Reds’ relievers have a 5.86 ERA, worst in the majors with four blown saves in nine opportunities. It was right-hander Jumbo Diaz’s turn against the Brewers on Wednesday, serving up a Ryan Braun grand slam in a five-run eighth and turning a one-run game into a 8-3 loss.
From AJC.com
Dan Uggla entered this series at Turner Field not knowing if he’d be in the major leagues next week. He’s considered the Washington National most apt to be cut — DFA’ed, which in MLB-speak means “designated for assignment” — when Anthony Rendon returns from a rehab stint in Class Double-A. Uggla entered the series looking exactly like the Dan Uggla we’d come to know too well: He was hitting .114 with one RBI and two extra-base hits.
On Monday, Uggla was thrust into the game only because Yunel Escobar, once a Brave himself, was spiked by Andrelton Simmons. Uggla’s appearance drew boos from the small Turner Field gathering — Chipper Jones would take to Twitter, as Chipper Jones often does, to chastise those fans for their response — and his first at-bat was vintage Uggla, at least as we around here remember Uggla. He struck out looking.
In his next at-bat, Uggla tripled to right field to score Bryce Harper and then, when third baseman Alberto Callaspo couldn’t glove the throw, scored himself. Such an opponent-aided circuit is known as a Little League home run and the thought occurred that it might have been the last big-league home run of any sort Uggla would ever have. But no.
One night later, Uggla — starting because Escobar couldn’t — hit another triple to draw the Nats, who’d trailed 9-1 and 10-2, within 11-10. In 1,701 at-bats as a Brave, Uggla had managed four triples. Now he’d had two in 24 hours. This was getting weird.
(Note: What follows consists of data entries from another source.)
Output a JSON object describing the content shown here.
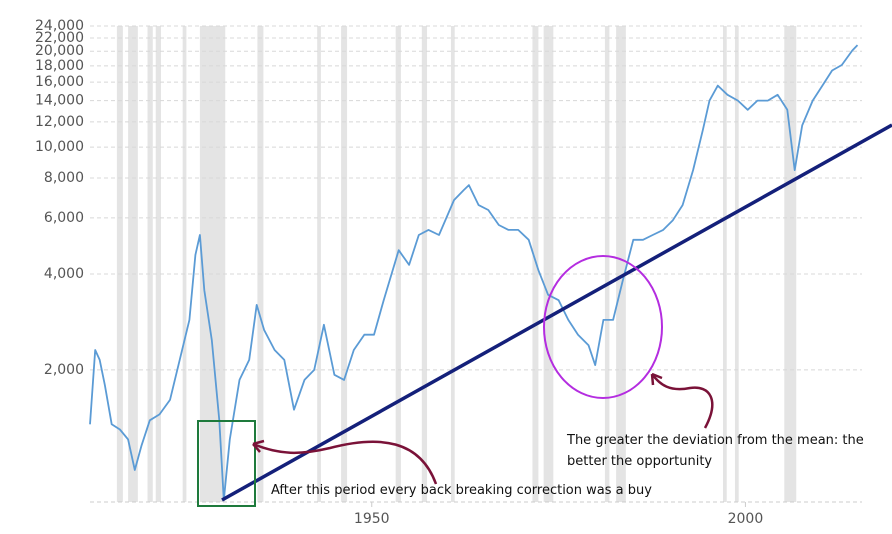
{
  "chart_data": {
    "type": "line",
    "log_scale": true,
    "grid": true,
    "color": "#5b9bd5",
    "recession_color": "#e4e4e4",
    "xlim": [
      1912.3,
      2015.6
    ],
    "xticks": [
      1950,
      2000
    ],
    "ylim": [
      770,
      24000
    ],
    "yticks": [
      {
        "value": 2000,
        "label": "2,000"
      },
      {
        "value": 4000,
        "label": "4,000"
      },
      {
        "value": 6000,
        "label": "6,000"
      },
      {
        "value": 8000,
        "label": "8,000"
      },
      {
        "value": 10000,
        "label": "10,000"
      },
      {
        "value": 12000,
        "label": "12,000"
      },
      {
        "value": 14000,
        "label": "14,000"
      },
      {
        "value": 16000,
        "label": "16,000"
      },
      {
        "value": 18000,
        "label": "18,000"
      },
      {
        "value": 20000,
        "label": "20,000"
      },
      {
        "value": 22000,
        "label": "22,000"
      },
      {
        "value": 24000,
        "label": "24,000"
      }
    ],
    "recessions": [
      [
        1915.9,
        1916.7
      ],
      [
        1917.4,
        1918.7
      ],
      [
        1920.0,
        1920.7
      ],
      [
        1921.1,
        1921.8
      ],
      [
        1924.7,
        1925.2
      ],
      [
        1927.0,
        1930.4
      ],
      [
        1934.7,
        1935.5
      ],
      [
        1942.7,
        1943.2
      ],
      [
        1945.9,
        1946.7
      ],
      [
        1953.2,
        1953.9
      ],
      [
        1956.7,
        1957.4
      ],
      [
        1960.6,
        1961.1
      ],
      [
        1971.5,
        1972.3
      ],
      [
        1973.0,
        1974.3
      ],
      [
        1981.2,
        1981.8
      ],
      [
        1982.7,
        1984.0
      ],
      [
        1997.0,
        1997.5
      ],
      [
        1998.6,
        1999.1
      ],
      [
        2005.2,
        2006.8
      ]
    ],
    "x": [
      1912.3,
      1913.0,
      1913.6,
      1914.3,
      1915.2,
      1916.3,
      1917.4,
      1918.3,
      1919.2,
      1920.3,
      1921.6,
      1923.0,
      1924.3,
      1925.6,
      1926.4,
      1927.0,
      1927.6,
      1928.6,
      1929.6,
      1930.2,
      1931.0,
      1932.3,
      1933.6,
      1934.6,
      1935.6,
      1937.0,
      1938.3,
      1939.6,
      1941.0,
      1942.3,
      1943.6,
      1945.0,
      1946.3,
      1947.6,
      1949.0,
      1950.3,
      1951.6,
      1953.6,
      1955.0,
      1956.3,
      1957.6,
      1959.0,
      1961.0,
      1962.3,
      1963.0,
      1964.3,
      1965.6,
      1967.0,
      1968.3,
      1969.6,
      1971.0,
      1972.3,
      1973.6,
      1975.0,
      1976.3,
      1977.6,
      1979.0,
      1979.9,
      1981.0,
      1982.3,
      1983.6,
      1985.0,
      1986.3,
      1987.6,
      1989.0,
      1990.3,
      1991.6,
      1993.0,
      1994.3,
      1995.2,
      1996.3,
      1997.6,
      1999.0,
      2000.3,
      2001.6,
      2003.0,
      2004.3,
      2005.6,
      2006.6,
      2007.6,
      2009.0,
      2010.3,
      2011.6,
      2012.9,
      2014.3,
      2015.0
    ],
    "values": [
      1350,
      2310,
      2150,
      1790,
      1350,
      1300,
      1210,
      970,
      1160,
      1390,
      1450,
      1610,
      2150,
      2870,
      4590,
      5300,
      3560,
      2480,
      1390,
      780,
      1210,
      1860,
      2150,
      3200,
      2670,
      2310,
      2150,
      1500,
      1860,
      2000,
      2770,
      1930,
      1860,
      2310,
      2580,
      2580,
      3310,
      4750,
      4270,
      5300,
      5500,
      5300,
      6820,
      7330,
      7600,
      6580,
      6350,
      5700,
      5500,
      5500,
      5120,
      4110,
      3440,
      3310,
      2870,
      2580,
      2390,
      2070,
      2870,
      2870,
      3830,
      5120,
      5120,
      5300,
      5500,
      5900,
      6580,
      8470,
      11300,
      14000,
      15600,
      14600,
      14000,
      13100,
      14000,
      14000,
      14600,
      13100,
      8470,
      11700,
      14000,
      15600,
      17400,
      18100,
      20100,
      20900
    ],
    "annotations": [
      "After this period every back breaking correction was a buy",
      "The greater the deviation from the mean: the better the opportunity"
    ]
  }
}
Then it got off-the-chart crazy. Down 0-2 in the count against Braves closer Jason Grilli, with one out in the ninth and the Nats trailing 12-10, Uggla hoisted a three-run homer with one out in the ninth that made his latest team an astonishing winner. In two nights as a Turner Field visitor, Uggla had collected three extra-base hits and six RBIs. In the 141 at-bats before the Braves DFA’ed him last summer, he’d managed five extra-base hits and 10 RBIs.
— Mark Bradley
The odds
From ESPN Stats & Information: Over the past five seasons through Tuesday night, teams that held an eight-run lead had gone 1,031-5.
They said it
"There are a lot of guys that I can think of on their club that could ignite them and get them turned around. I never thought it would be that guy." — Braves TV analyst Joe Simpson on Uggla's homer.